The future is green, slimy for NMSU’s new Algal Bioenergy Program

November 9, 2010 by Justin Bannister, NMSU News Center

One of the tiniest plants on Earth will soon be swimming all across the dusty desert of New Mexico. That’s if New Mexico State University and its newly created Algal Bioenergy Program have anything to say about it. The program is a centralized effort to coordinate research and economic development opportunities related to fuels made from algae.

“There is enormous potential for a fully functioning algal fuel industry to create jobs and generate revenue for New Mexico, and these are jobs that cannot be shipped overseas,” said Vimal Chaitanya, NMSU’s vice president for research. “This program helps the state of New Mexico, as well as NMSU, which is already considered one of the top universities in the nation for algae research.”

NMSU currently has scientists researching every step of the algae production process, including cultivating, harvesting, extracting, refining and fuel testing. NMSU is also investigating the sustainability and economic impacts of algae production, which would support a variety of products. The university is part of a consortium awarded $44 million earlier this year by the U.S. Department of Energy to study the commercialization of algae-based fuel.
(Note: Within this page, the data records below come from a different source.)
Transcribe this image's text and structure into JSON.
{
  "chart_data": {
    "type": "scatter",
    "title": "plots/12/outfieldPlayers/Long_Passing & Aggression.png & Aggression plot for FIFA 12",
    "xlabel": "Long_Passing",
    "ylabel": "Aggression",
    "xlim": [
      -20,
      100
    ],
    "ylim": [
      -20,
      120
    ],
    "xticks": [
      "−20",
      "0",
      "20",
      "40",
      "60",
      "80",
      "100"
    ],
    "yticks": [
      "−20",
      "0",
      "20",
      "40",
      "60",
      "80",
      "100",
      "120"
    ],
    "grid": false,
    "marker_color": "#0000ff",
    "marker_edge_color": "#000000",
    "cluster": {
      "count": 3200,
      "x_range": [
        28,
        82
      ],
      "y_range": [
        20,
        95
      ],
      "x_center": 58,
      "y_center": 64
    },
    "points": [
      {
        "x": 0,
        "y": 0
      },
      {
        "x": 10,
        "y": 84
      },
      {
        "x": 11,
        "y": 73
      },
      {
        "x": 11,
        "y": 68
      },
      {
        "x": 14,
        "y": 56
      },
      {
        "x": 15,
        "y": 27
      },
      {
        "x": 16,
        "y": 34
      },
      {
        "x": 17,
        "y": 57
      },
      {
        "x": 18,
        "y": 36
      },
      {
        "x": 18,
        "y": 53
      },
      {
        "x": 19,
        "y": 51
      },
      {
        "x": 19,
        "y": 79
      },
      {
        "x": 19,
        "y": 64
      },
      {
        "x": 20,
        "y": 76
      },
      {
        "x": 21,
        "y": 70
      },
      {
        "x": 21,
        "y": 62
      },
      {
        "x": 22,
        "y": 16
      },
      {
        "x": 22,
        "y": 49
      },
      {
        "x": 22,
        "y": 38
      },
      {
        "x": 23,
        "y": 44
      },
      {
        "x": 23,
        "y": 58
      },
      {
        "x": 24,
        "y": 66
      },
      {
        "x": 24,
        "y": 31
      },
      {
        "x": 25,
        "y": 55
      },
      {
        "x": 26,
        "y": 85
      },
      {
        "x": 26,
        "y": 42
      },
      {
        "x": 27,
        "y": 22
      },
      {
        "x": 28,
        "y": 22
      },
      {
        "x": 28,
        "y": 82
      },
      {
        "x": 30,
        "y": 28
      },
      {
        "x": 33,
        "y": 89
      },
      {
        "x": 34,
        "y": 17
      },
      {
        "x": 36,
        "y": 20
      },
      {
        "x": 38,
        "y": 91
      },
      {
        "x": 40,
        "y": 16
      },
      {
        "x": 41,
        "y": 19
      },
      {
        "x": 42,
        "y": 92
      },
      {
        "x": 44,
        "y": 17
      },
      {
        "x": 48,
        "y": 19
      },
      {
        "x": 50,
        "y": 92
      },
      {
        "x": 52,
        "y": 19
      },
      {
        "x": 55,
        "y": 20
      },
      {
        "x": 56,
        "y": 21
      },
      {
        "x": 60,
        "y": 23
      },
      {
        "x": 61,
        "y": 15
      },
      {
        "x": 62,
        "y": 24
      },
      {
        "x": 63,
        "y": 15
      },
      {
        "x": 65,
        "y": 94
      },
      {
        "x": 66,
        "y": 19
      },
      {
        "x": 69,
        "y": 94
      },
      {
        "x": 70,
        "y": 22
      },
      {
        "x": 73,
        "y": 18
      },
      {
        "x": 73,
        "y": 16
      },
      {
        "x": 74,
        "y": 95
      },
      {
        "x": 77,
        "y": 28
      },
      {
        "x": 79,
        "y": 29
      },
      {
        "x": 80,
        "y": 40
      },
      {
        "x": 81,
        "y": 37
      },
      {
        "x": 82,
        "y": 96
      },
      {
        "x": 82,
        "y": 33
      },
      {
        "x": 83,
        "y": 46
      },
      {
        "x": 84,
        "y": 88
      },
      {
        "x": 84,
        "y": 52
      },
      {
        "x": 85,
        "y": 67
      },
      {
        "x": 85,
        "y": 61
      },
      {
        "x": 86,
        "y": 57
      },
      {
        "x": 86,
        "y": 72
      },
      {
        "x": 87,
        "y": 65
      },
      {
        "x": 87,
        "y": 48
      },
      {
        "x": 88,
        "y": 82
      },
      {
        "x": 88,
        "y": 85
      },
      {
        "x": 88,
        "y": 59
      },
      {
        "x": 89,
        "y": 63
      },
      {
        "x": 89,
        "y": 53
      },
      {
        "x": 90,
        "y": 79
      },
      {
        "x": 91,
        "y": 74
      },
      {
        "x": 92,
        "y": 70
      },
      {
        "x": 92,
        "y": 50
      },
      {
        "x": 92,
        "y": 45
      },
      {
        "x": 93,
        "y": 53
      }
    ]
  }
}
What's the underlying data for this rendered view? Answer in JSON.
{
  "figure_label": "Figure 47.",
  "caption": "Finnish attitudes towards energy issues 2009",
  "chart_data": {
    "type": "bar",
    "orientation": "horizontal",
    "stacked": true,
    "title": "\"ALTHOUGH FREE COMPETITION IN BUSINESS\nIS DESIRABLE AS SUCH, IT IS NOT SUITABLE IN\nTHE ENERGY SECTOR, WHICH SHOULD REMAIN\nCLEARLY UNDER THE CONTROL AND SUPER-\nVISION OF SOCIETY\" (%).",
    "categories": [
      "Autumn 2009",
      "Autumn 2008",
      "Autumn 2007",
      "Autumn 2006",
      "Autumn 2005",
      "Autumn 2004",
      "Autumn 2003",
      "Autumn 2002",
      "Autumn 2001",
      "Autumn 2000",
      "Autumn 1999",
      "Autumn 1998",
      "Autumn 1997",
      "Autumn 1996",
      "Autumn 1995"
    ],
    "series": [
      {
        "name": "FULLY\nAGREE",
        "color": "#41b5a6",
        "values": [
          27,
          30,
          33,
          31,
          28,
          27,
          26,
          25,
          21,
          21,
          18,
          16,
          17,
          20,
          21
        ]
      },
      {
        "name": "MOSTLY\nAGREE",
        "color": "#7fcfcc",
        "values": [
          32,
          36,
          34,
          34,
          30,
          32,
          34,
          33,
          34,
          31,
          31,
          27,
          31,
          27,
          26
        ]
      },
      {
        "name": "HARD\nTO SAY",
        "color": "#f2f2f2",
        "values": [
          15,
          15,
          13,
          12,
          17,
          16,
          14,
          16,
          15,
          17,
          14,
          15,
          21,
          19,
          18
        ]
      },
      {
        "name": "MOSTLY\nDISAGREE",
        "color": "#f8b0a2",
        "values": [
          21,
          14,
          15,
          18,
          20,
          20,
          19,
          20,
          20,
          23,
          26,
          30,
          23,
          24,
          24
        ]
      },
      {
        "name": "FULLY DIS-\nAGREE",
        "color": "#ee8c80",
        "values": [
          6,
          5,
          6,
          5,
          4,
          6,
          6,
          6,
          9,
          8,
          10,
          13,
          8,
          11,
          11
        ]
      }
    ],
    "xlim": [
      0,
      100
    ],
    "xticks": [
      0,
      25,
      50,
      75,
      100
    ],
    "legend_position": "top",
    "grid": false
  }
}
Algae are essentially tiny green oil factories, continuously turning sunlight and carbon dioxide into oils, also known as lipids. Once extracted, those lipids can then be refined into oil, gasoline, diesel and even jet fuel. Unlike ethanol made from grains, algal fuels can be stored in the same tanks, shipped through the same pipelines and run in the same engines as traditional fuels without any necessary modifications. Additionally, oil production in algae is typically 10 times more efficient than oilseed crops and algae can be grown on arid land using salty water unsuitable for other agricultural purposes.

“New Mexico is an ideal location for growing algae because it has lots of high-intensity sunshine, relatively few cloudy days and access to brackish water supplies, which can be used to grow algae,” said Peter Lammers, an NMSU research professor and technical director of the Algal Bioenergy Program. “All the natural resources required are readily available in New Mexico. We are developing a scalable system for the cultivation and harvesting of algae as well as the extraction of biocrude oils for sale to agro-businesses and fuel refineries.”

He said further research and development are needed to lower production costs while increasing the productivity of algae. The five-year goal is to deliver reliable agronomic systems and what he calls “bankable business plans” to farmers who can use them.

In addition to fuel applications, Lammers said algae are rich in carotenoids, omega-3 fatty acids and other high-value nutrients essential to human health. Those can be sold to make algae farming profitable at scales of less than 100 acres while moving toward scales in excess of 10,000 acres. Production of that scale is required to be compatible with the refinery capacity in the region.